Analyse quotidienne de la rédaction Le Fil IA — Mathieu Bocquillon

Le Premier ministre Sébastien Lecornu a frappé fort mardi 16 juin, à la veille de VivaTech : six mesures concrètes pour généraliser l'intelligence artificielle dans l'ensemble des administrations françaises. Au programme, un agent conversationnel pour les fonctionnaires, des outils de traitement automatique des dossiers, et une volonté clairement affichée de faire de l'État un terrain d'expérimentation à grande échelle. La France envoie un signal : elle ne se contente plus de réguler l'IA, elle l'adopte.

Dans le même temps, SpaceX a confirmé mardi son intention de racheter Cursor, l'éditeur de code assisté par IA développé par la startup Anysphere, pour 60 milliards de dollars en actions.
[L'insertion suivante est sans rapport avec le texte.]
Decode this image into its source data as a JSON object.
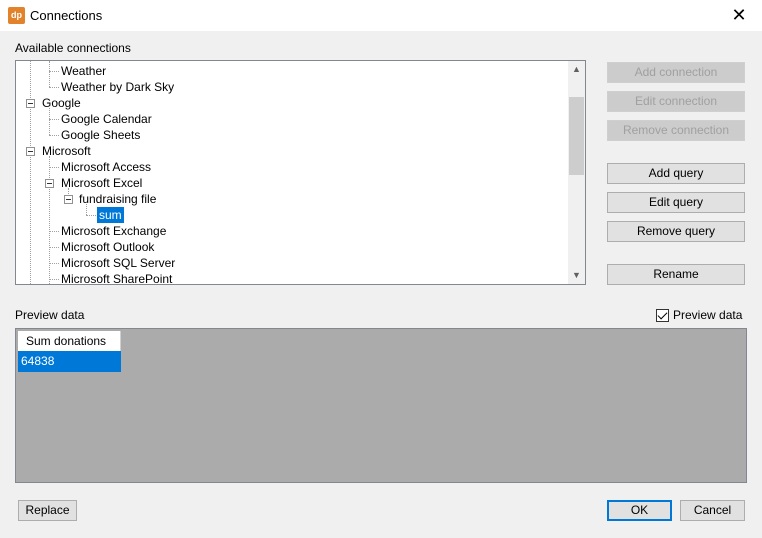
{
  "window": {
    "title": "Connections",
    "app_icon_text": "dp"
  },
  "tree": {
    "section_label": "Available connections",
    "items": [
      {
        "label": "Weather"
      },
      {
        "label": "Weather by Dark Sky"
      },
      {
        "label": "Google"
      },
      {
        "label": "Google Calendar"
      },
      {
        "label": "Google Sheets"
      },
      {
        "label": "Microsoft"
      },
      {
        "label": "Microsoft Access"
      },
      {
        "label": "Microsoft Excel"
      },
      {
        "label": "fundraising file"
      },
      {
        "label": "sum"
      },
      {
        "label": "Microsoft Exchange"
      },
      {
        "label": "Microsoft Outlook"
      },
      {
        "label": "Microsoft SQL Server"
      },
      {
        "label": "Microsoft SharePoint"
      }
    ]
  },
  "buttons": {
    "add_connection": "Add connection",
    "edit_connection": "Edit connection",
    "remove_connection": "Remove connection",
    "add_query": "Add query",
    "edit_query": "Edit query",
    "remove_query": "Remove query",
    "rename": "Rename",
    "replace": "Replace",
    "ok": "OK",
    "cancel": "Cancel"
  },
  "preview": {
    "section_label": "Preview data",
    "checkbox_label": "Preview data",
    "checked": true,
    "columns": [
      "Sum donations"
    ],
    "rows": [
      [
        "64838"
      ]
    ]
  },
  "colors": {
    "selection": "#0078d7",
    "app_icon": "#e2832c"
  }
}
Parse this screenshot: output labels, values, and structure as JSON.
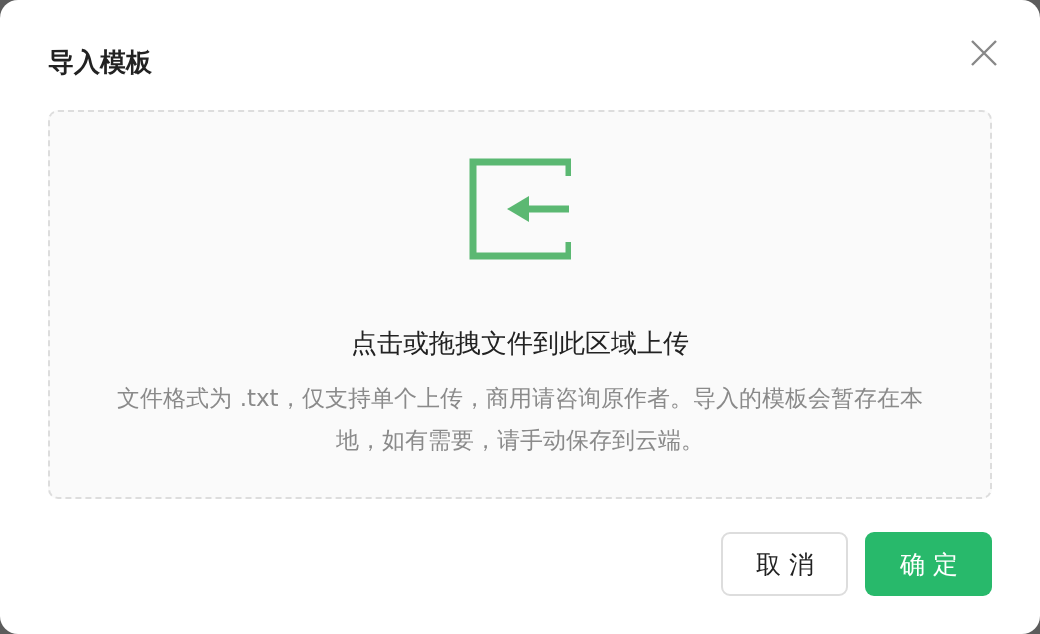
{
  "dialog": {
    "title": "导入模板"
  },
  "upload": {
    "prompt": "点击或拖拽文件到此区域上传",
    "hint": "文件格式为 .txt，仅支持单个上传，商用请咨询原作者。导入的模板会暂存在本地，如有需要，请手动保存到云端。"
  },
  "buttons": [
    {
      "label": "取消",
      "kind": "secondary"
    },
    {
      "label": "确定",
      "kind": "primary"
    }
  ]
}
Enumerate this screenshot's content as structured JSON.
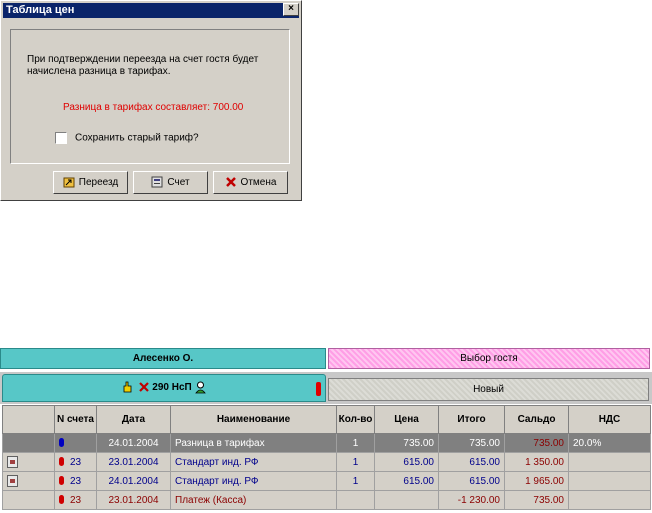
{
  "dialog": {
    "title": "Таблица цен",
    "close": "×",
    "message": "При подтверждении переезда на счет гостя будет начислена разница в тарифах.",
    "difference": "Разница в тарифах составляет:  700.00",
    "checkbox_label": "Сохранить старый тариф?",
    "buttons": {
      "move": "Переезд",
      "account": "Счет",
      "cancel": "Отмена"
    }
  },
  "tabs": {
    "guest": "Алесенко О.",
    "choose_guest": "Выбор гостя",
    "room": "290 НсП",
    "new": "Новый"
  },
  "table": {
    "headers": [
      "",
      "N счета",
      "Дата",
      "Наименование",
      "Кол-во",
      "Цена",
      "Итого",
      "Сальдо",
      "НДС"
    ],
    "rows": [
      {
        "account": "",
        "date": "24.01.2004",
        "name": "Разница в тарифах",
        "qty": "1",
        "price": "735.00",
        "total": "735.00",
        "balance": "735.00",
        "vat": "20.0%"
      },
      {
        "account": "23",
        "date": "23.01.2004",
        "name": "Стандарт инд. РФ",
        "qty": "1",
        "price": "615.00",
        "total": "615.00",
        "balance": "1 350.00",
        "vat": ""
      },
      {
        "account": "23",
        "date": "24.01.2004",
        "name": "Стандарт инд. РФ",
        "qty": "1",
        "price": "615.00",
        "total": "615.00",
        "balance": "1 965.00",
        "vat": ""
      },
      {
        "account": "23",
        "date": "23.01.2004",
        "name": "Платеж (Касса)",
        "qty": "",
        "price": "",
        "total": "-1 230.00",
        "balance": "735.00",
        "vat": ""
      }
    ]
  },
  "colors": {
    "title_bar": "#0a246a",
    "tab_active": "#57c7c7",
    "tab_pink": "#ff9ee6",
    "difference_text": "#e00000"
  }
}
L'opération survient quelques jours à peine après l'introduction fracassante de SpaceX au Nasdaq, qui lui avait permis de lever plus de 80 milliards de dollars vendredi dernier. Elon Musk s'offre ainsi un outil plébiscité par des millions de développeurs, consolidant son emprise sur les couches les plus productives de l'industrie tech.

Pendant ce temps, des documents financiers d'OpenAI révèlent une réalité moins reluisante : l'entreprise a consommé 3,7 milliards de dollars au premier trimestre 2026, soit plus de la moitié de ses 5,7 milliards de revenus sur la période. Ces chiffres, dévoilés alors qu'OpenAI prépare son entrée en bourse auprès de la SEC, ont triplé en un an. Qu'il s'agisse de gouvernements qui s'équipent, d'industriels qui consolident ou de laboratoires qui dépensent sans compter, l'IA reste avant tout une course où le capital est roi.